Regulators, politicians, and judges of the Federal Court are all consumers, but many people would argue that they are not typical consumers; they tend to be highly educated, get paid quite a bit, hang around with people like themselves, and spend much of their time thinking about case law, policy, precedent, process, and competing arguments. So, it often surprises me that we look to them to make judgments about how a typical consumer might behave in a particular situation.
Perhaps the simplest way to find the average consumer would be to use simple statistics, and find the “mean” consumer across a range of demographics, such as age, race, income, and profession. Except the problem with that is that you end up with someone who is a bit of everyone, but no one in particular.
According to the Australian Bureau of Statistics in 2011, the “average” Australian was a blonde, brown-eyed, 37-year-old woman with two children aged nine and six, two cars and a mortgage of $1800 a month on her three-bedroom home. Applying statistical analysis also revealed that this average person was born in Australia (as were her parents), describes herself as Christian, weighs 71.1 kilograms and works as a sales assistant.
But that isn’t very satisfying. It might, technically, be the average person, but there are certainly problems with assuming that every person is going to be a version of this one.
So, perhaps the best way to think about a typical consumer would be to view it from a psychological perspective. What can research into consumer behaviour tell us?
Prepare yourself, because the typical consumer is likely to be someone who is vain, slightly deluded about their capacities, makes most of their decisions without thinking about them, is easily swayed by emotion, is indecisive, and has a tendency to be somewhat biased about the type of information that they expose themselves to, and how they interpret it.

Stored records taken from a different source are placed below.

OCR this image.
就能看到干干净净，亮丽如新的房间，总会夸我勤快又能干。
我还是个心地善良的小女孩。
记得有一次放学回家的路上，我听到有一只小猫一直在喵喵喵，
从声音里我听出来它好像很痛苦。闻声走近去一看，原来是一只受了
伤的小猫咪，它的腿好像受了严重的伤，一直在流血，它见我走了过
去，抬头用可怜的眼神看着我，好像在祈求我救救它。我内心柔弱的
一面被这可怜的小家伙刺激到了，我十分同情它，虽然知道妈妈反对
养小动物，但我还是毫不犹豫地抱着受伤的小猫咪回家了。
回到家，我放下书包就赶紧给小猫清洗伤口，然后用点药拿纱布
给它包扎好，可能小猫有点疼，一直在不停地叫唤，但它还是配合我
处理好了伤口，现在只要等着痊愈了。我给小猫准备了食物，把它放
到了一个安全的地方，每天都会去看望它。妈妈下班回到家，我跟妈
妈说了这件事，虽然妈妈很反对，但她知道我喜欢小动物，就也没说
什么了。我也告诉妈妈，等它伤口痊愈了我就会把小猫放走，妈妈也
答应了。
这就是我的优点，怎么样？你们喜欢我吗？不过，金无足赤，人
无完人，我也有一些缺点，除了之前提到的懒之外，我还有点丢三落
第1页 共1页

To add to the disappointment, the typical consumer uses cognitive shortcuts, is easily swayed by what is going on around him or her, uses bounded rationality, is impatient, has a limited and pot-hole riddled memory, is unable to process more than a small amount of complex information, and prefers to stick with what they know, rather than take a risk with what they don’t.
It’s not a particularly attractive or comforting picture, and may be a little unsatisfying to those of you who think you are a highly evolved creature, totally in control of your domain, but that pretty much sums up most of us.
Perhaps when people talk about the typical consumer, what they actually mean is something akin to the “ideal” consumer.
The consumer that we would hope to be.
But, then we get into a whole new area of complexity. Who decides what we mean by ideal? Politicians? Regulators? Talk-back hosts?
Often, when people talk about the typical consumer, they are unconsciously (or perhaps consciously) hoping for a definition that encompasses someone who is mostly rational and doesn’t make mistakes in their decision-making.
But unfortunately, a new study from Japan published in the journal, Psychogical Science, that tried to find this totally rational being – the elusive homo economicus –makes up only a minority of the population, and that this particular group also demonstrated some frightening tendencies and habits that were verging on psychopathy. Not the ideal consumer, if you ask me.
The other problem with this categorisation of the rational consumer is the recognition that markets work predominantly because people typically are not rational. Markets and economies rely on people taking risks, hoping for the best, making mistakes, learning from their mistakes, being optimistic and imagining a better future. If we were completely rational, or even mostly rational, and if we engaged in detail with every decision we made, every moment of the day, very little would get done.
For my part, the issue shouldn’t be about trying to define a typical consumer, but more about how we understand, accept, and describe complex human behaviour, and consider all forms of vulnerability.
To do that, those who are asking about the behaviour of a typical consumer need to be open to insight and evidence from outside their usual systems and knowledge bases. I am already seeing this amongst some enlightened regulators and judges, but they are very much in the minority.
First and foremost, however, we all need to recognise that the average consumer is an arbitrary and convenient construct, which is helpful, but not absolute.